Ten days later, a half-million people participated in a nationwide day of protest in 550 locations. Momentum built throughout the month of June and by the 4th of July, protests or vigils had occurred in more than 40 percent of the counties in the United States with more than 20 million participants. By summer’s end, these protests spread to more than 2,000 towns and cities in all 50 states, making this potentially the largest movement, in terms of participants, in the history of our country.
I don’t write today to editorialize the issues of race, diversity and equality in 500 words or less, which is impossible. I write today to make you aware of what we are doing in our hometown on this front to be proactive. In simple terms, we need to provide the opportunity for every member of our community to have a voice and feel they have a place to express their opinion. I don’t mean social media, though that is a popular outlet. These expressions and this conversation need to be connected to the leadership of our town so that steps can be taken to make changes, if necessary.
That was the motivation in creating the IDEA Board (Inclusion, Diversity & Equity Advisory Board), when we were approached by a group of residents last summer about what we could do as a community. I have always believed that the most significant impact is possible at the local level.

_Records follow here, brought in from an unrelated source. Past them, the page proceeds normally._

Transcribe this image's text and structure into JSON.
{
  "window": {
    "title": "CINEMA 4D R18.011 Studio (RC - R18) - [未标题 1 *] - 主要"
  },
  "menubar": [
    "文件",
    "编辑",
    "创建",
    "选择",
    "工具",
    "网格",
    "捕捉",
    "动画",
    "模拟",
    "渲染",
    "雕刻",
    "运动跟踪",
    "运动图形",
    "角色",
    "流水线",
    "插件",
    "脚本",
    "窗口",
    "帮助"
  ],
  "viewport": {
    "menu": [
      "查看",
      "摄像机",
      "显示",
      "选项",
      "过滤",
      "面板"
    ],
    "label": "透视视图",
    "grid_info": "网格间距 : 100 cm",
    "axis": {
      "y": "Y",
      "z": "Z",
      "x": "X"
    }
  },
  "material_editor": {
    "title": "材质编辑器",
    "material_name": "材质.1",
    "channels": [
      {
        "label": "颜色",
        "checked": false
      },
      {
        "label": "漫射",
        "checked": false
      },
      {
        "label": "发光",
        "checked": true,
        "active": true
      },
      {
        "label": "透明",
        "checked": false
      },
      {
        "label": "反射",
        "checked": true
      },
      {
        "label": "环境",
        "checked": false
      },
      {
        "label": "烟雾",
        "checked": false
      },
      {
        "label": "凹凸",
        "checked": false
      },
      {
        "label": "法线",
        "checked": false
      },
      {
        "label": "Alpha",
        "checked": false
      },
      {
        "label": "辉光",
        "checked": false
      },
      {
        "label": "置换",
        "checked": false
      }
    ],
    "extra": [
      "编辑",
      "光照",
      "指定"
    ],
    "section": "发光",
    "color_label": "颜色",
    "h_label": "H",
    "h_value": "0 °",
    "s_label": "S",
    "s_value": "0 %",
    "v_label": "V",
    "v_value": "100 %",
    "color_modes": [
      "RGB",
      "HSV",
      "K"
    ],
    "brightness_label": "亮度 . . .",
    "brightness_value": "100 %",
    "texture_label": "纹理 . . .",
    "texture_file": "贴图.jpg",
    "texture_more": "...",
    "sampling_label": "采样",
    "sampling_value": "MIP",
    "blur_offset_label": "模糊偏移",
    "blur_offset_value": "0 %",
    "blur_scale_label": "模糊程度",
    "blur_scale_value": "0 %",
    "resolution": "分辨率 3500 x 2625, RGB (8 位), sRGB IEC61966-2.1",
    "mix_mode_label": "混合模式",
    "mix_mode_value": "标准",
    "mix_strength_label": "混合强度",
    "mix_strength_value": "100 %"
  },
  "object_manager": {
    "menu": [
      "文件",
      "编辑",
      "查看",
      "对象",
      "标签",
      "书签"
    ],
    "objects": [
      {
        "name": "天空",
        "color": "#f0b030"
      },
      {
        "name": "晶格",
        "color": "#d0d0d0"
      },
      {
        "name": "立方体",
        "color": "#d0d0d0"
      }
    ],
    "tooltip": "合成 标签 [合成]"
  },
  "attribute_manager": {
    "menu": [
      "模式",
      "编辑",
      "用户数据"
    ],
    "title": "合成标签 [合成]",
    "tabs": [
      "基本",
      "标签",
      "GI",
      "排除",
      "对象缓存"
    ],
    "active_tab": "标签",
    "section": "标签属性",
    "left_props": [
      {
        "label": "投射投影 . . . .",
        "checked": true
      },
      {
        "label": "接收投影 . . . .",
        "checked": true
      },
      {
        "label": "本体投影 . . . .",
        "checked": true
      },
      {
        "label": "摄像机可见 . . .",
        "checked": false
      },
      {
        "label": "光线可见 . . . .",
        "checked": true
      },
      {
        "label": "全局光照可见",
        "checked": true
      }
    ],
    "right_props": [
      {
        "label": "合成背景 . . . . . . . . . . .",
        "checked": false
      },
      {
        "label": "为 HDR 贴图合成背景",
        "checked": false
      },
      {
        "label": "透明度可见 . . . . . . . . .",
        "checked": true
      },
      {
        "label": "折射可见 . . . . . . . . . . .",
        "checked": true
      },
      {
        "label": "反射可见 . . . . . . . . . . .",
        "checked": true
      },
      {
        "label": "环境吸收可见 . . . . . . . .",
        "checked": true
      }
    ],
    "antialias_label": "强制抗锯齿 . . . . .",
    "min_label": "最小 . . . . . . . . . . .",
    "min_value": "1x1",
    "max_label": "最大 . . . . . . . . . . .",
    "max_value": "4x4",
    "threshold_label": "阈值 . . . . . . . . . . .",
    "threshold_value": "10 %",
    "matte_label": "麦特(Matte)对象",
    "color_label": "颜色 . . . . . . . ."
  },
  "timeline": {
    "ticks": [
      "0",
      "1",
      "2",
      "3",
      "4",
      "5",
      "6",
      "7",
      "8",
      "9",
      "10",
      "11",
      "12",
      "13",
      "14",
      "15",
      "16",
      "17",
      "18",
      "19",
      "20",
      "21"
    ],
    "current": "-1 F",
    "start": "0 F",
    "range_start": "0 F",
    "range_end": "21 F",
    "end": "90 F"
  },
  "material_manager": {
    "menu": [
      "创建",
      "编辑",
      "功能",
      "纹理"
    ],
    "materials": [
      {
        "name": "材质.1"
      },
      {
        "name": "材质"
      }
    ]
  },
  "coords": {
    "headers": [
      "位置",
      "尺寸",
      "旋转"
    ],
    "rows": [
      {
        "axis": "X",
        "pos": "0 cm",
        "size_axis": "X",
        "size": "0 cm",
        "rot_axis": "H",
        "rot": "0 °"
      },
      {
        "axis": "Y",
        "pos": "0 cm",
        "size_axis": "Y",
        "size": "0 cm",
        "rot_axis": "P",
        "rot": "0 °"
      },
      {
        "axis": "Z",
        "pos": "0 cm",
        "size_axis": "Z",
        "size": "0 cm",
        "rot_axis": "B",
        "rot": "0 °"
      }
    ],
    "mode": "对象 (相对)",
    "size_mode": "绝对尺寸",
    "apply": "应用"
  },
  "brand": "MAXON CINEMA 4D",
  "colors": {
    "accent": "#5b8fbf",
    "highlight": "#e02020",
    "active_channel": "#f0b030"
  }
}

This theory is reinforced as we become more frustrated over the years watching the ineffectiveness of our elected leaders in Washington (from both parties).
The best public policies or societal norms are those initiated and molded by the people themselves. To that end, our IDEA Board Co-Secretary, Sarah Weaver, tells us about an initiative they launched this week to get our community’s feedback. The IDEA Board has created a survey to help determine how residents and visitors experience our town as it relates to feeling welcome, included, and supported. Sarah says the plan is to analyze the responses to determine if there are initiatives that can be implemented to help address any shortcomings. Please go to www.tinyurl.com/HarrisonIDEA to participate in the survey.
We thank Sarah and the membership of the IDEA Board for their dedication in providing this forum for our residents. Their Survey is six questions with the option to comment and, like any survey, relies on maximum participation to provide valuable results. I encourage everyone to take the required couple minutes to participate. Once the survey data is compiled, The IDEA Board will share their findings and potential recommendations.